Il vecchio rise, divertito.
“Pensi davvero che per essere pazzi bisogna essere ricoverati in qualche ospedale psichiatrico come dicevi prima tu…”
“David…”
“Vedi, David – riprese il vecchio – essere pazzi non vuol dire necessariamente avere qualche rotella fuori posto…basta molto, molto meno…”
“Ah, sì? Cosa? Fammi qualche esempio! Perché non mi racconti come si fa a diventare pazzi? Si fa una domanda di ammissione a qualche specie di club e si vede se si può girare comodamente su un autobus per le strade del centro???”, rispose, alterato.
“Non è difficile, David – rispose il vecchio, ignorando la reazione del ragazzo – vedi, in fondo ognuno di noi ha dentro una parte di sé pronta a esplodere da un momento all’altro…c’è chi aveva un lavoro che poi ha perso, chi aveva un amore che l’ha lasciato…ed è in quel momento, in quel preciso momento, che si rischia di diventare passeggeri di questa corsa. Tu sei mai stato lasciato, David?”
Il ragazzo distolse lo sguardo dal vecchio.
“Io…io…in verità no…” – rispose imbarazzato.
Questa volta non fu il vecchio a rispondere, ma un uomo seduto poco distante da loro. Un barbone sui sessant’anni, avvolto in un impermeabile logoro e in un cappello che gli copriva buona parte del viso. L’uomo, che fino a quel momento era rimasto in silenzio seguendo dal finestrino il viaggio dell’autobus, si era appena voltato verso i due uomini.

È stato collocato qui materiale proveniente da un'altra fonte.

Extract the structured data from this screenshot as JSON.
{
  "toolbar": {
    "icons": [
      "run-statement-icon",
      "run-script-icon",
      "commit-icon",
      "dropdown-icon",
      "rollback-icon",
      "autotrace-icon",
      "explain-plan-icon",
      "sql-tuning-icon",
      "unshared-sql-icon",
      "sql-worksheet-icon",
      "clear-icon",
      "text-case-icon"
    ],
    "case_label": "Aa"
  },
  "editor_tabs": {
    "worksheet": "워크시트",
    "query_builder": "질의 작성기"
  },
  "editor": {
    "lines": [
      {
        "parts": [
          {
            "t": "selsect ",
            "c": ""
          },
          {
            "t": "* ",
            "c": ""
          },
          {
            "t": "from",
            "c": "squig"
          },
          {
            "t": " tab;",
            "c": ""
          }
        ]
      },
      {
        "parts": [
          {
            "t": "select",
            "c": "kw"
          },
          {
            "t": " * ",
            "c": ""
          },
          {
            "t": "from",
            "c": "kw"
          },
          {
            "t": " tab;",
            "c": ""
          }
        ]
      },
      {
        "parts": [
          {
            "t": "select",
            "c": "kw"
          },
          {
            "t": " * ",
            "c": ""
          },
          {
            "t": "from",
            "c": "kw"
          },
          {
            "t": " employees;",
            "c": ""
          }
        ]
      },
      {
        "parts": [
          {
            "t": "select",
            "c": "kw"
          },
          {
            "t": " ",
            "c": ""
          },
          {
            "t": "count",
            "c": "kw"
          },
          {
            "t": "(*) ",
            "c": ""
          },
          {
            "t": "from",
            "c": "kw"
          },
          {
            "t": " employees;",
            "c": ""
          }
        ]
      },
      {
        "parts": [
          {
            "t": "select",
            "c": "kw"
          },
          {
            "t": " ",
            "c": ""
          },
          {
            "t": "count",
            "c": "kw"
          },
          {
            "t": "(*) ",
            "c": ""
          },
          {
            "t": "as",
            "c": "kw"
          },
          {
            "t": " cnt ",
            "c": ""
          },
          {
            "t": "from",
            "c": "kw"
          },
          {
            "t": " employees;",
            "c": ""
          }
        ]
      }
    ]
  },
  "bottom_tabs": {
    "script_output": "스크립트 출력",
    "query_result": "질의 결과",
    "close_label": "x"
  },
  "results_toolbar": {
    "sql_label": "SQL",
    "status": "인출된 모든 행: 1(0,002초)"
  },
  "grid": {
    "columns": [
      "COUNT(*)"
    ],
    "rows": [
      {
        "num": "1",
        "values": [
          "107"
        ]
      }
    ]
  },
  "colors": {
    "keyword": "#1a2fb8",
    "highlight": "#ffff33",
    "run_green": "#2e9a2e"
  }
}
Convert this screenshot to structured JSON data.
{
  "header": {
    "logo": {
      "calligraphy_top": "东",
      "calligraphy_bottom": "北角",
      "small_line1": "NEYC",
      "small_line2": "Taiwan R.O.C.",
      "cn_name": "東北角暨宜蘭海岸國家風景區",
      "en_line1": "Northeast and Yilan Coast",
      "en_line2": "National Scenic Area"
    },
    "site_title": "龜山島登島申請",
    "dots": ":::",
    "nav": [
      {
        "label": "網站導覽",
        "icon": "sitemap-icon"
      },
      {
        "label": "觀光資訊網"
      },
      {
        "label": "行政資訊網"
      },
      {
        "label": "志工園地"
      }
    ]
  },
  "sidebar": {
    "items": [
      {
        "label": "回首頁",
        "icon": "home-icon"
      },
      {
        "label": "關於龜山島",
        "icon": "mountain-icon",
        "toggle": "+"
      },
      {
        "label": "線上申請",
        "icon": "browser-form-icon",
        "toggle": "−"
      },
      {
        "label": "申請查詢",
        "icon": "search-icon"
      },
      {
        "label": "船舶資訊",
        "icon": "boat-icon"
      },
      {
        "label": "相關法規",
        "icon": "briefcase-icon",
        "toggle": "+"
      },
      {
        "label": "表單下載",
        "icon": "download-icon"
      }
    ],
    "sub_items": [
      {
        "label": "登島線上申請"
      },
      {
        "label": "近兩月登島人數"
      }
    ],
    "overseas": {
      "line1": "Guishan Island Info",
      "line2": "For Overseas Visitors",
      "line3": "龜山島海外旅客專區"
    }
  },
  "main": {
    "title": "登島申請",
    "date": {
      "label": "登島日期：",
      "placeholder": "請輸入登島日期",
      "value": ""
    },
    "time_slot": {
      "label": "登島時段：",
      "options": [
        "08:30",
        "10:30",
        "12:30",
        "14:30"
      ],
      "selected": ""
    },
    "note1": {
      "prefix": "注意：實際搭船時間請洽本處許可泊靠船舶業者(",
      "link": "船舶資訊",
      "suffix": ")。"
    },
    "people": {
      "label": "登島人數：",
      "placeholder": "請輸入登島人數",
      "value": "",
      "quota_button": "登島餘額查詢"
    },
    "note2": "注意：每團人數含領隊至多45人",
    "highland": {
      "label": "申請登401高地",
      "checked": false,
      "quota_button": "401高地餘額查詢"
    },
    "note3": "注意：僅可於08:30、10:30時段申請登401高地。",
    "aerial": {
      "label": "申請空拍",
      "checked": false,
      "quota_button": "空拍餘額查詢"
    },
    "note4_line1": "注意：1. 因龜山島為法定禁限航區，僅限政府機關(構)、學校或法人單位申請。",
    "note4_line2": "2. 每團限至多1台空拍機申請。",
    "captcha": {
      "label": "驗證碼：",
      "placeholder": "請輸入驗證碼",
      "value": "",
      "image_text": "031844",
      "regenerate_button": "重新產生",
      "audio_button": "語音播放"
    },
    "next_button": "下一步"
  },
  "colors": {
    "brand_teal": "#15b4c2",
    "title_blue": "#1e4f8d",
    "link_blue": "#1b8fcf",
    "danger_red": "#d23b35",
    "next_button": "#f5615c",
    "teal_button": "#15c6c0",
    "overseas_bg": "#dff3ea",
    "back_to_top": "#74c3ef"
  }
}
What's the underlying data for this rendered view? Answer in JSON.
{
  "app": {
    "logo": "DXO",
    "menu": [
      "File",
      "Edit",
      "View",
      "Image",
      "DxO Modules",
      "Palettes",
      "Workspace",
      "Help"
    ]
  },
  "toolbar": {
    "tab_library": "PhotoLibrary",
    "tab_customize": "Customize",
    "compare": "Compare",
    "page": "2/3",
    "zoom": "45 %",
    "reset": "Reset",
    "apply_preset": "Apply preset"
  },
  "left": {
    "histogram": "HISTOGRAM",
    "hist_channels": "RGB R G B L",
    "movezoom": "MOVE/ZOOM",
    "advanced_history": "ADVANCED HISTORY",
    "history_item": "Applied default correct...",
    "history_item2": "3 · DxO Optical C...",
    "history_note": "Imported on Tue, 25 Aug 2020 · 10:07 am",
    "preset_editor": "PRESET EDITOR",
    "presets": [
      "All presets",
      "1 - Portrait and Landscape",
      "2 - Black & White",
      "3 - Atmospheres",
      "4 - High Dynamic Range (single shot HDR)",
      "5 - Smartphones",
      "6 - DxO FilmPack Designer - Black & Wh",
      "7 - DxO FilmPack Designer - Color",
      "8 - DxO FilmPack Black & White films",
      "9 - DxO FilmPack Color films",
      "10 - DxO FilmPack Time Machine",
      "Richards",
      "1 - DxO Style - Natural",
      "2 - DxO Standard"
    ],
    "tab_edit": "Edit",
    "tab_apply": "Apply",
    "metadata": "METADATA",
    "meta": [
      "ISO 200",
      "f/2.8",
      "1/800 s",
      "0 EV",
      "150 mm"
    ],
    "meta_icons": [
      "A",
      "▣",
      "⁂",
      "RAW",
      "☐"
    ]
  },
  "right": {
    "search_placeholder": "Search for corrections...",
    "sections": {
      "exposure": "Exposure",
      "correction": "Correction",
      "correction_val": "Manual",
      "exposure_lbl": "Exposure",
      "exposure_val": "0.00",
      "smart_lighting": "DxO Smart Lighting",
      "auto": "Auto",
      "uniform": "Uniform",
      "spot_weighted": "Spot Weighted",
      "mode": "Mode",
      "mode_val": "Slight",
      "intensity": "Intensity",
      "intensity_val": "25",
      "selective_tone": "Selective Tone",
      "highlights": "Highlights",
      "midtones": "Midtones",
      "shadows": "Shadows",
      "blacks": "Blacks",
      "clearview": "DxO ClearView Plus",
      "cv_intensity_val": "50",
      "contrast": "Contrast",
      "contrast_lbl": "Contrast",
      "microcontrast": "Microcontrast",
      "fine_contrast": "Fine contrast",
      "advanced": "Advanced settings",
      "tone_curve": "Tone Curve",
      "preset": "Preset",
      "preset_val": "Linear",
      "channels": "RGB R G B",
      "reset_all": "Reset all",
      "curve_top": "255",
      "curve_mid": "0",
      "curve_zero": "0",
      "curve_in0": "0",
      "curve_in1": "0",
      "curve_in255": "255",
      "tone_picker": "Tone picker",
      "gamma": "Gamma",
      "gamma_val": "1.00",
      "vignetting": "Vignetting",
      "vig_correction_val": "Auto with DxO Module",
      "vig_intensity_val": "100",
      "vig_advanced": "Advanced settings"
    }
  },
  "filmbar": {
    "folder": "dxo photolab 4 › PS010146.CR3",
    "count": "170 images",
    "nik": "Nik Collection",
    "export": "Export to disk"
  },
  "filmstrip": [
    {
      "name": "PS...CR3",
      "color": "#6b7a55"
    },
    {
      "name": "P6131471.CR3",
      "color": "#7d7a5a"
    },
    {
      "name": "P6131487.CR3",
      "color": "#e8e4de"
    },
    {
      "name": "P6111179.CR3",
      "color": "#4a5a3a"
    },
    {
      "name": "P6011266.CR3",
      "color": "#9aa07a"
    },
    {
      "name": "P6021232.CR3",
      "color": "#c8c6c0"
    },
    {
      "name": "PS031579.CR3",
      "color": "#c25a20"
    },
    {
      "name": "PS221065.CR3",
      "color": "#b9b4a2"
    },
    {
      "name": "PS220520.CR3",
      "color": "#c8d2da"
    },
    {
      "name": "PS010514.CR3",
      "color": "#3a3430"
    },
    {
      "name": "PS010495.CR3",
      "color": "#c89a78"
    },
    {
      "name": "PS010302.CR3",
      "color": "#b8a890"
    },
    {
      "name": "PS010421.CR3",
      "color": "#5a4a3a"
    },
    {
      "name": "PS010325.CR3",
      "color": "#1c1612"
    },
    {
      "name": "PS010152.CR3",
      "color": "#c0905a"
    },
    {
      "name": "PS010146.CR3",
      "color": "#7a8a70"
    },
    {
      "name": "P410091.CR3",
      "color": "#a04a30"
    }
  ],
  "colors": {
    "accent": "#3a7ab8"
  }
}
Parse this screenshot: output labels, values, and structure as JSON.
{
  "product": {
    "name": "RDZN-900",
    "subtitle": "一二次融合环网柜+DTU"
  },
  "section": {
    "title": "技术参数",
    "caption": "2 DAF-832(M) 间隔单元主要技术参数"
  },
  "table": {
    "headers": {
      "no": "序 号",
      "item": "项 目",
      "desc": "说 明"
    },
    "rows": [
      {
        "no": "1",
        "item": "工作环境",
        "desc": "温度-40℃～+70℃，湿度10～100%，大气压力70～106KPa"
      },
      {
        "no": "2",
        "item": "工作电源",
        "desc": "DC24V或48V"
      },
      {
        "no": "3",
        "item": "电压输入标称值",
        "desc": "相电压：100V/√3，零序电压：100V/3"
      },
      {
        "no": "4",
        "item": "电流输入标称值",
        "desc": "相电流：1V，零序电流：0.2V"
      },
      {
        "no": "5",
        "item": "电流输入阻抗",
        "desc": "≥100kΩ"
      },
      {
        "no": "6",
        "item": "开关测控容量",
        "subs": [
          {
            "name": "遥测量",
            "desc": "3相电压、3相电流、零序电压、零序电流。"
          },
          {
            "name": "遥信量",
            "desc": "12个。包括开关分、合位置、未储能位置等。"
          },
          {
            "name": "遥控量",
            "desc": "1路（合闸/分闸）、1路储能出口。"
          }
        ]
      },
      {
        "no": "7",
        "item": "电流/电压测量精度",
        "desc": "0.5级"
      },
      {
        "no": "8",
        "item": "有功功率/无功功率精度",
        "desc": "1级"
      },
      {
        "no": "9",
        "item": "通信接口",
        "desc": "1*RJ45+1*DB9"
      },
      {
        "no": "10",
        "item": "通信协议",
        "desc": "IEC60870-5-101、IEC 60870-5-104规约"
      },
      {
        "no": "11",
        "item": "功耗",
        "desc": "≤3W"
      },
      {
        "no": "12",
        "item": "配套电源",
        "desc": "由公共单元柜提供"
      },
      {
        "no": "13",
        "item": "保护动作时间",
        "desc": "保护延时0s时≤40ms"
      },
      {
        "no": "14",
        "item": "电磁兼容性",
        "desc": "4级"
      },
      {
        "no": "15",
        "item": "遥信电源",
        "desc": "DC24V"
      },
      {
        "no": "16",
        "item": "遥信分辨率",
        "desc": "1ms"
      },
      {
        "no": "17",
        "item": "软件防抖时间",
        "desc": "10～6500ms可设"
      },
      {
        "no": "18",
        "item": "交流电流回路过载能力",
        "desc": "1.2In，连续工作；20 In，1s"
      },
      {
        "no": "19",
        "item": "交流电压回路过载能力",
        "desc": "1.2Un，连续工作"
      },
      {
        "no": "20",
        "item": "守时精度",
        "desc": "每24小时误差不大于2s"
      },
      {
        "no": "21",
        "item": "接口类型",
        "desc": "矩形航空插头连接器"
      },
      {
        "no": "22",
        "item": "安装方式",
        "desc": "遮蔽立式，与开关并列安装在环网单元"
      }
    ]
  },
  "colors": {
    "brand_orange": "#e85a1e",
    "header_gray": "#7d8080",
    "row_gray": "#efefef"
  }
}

“Già immagino il tipo…fidanzato al liceo con la bruttina della classe, quella che non vuole nessuno…lui sa che non può aspirare a niente di meglio, lei anche…si fidanzano, sapendo già dall’inizio come andrà a finire…saranno costretti a sposarsi, passeranno le loro stanche vite insieme, giorno dopo giorno…senza mai avere il coraggio di capire che quello che provano l’uno nei confronti dell’altra non è amore, ma una strana forma di indifferenza e pietà…un classico…”
L’uomo si era rivolto a David, e, nonostante le sue parole, il suo tono non era quello di uomo che vuole ferire.
“David, ti presento Jacob – intervenne il vecchio – lui è il più matto di tutti…ha una forma di pazzia dalla quale tutti vogliono tenersi alla larga...Jacob ha il potere di dire sempre la verità…”, disse.
David guardò l’uomo, poi abbassò la testa proprio un attimo prima che una vampata di calore lo rendesse rosso in volto. Jacob aveva detto la verità.
Il vecchio guardò David con affetto, fissandolo con un sorriso paterno.
“Bè, David, buon per te…l’amore, in fondo, non è quello che raccontano nei libri…puoi ritenerti fortunato, ragazzo mio… - disse – ma dimmi, David…l’affetto di un genitore? Quello l’hai mai perso?”
Ancora una volta, fu Jacob a intervenire.
“Evita certe domande, non è il caso di fargliele…non si tratta di averlo perso o meno…il ragazzo non l’ha mai conosciuto, l’affetto di un genitore…”, disse.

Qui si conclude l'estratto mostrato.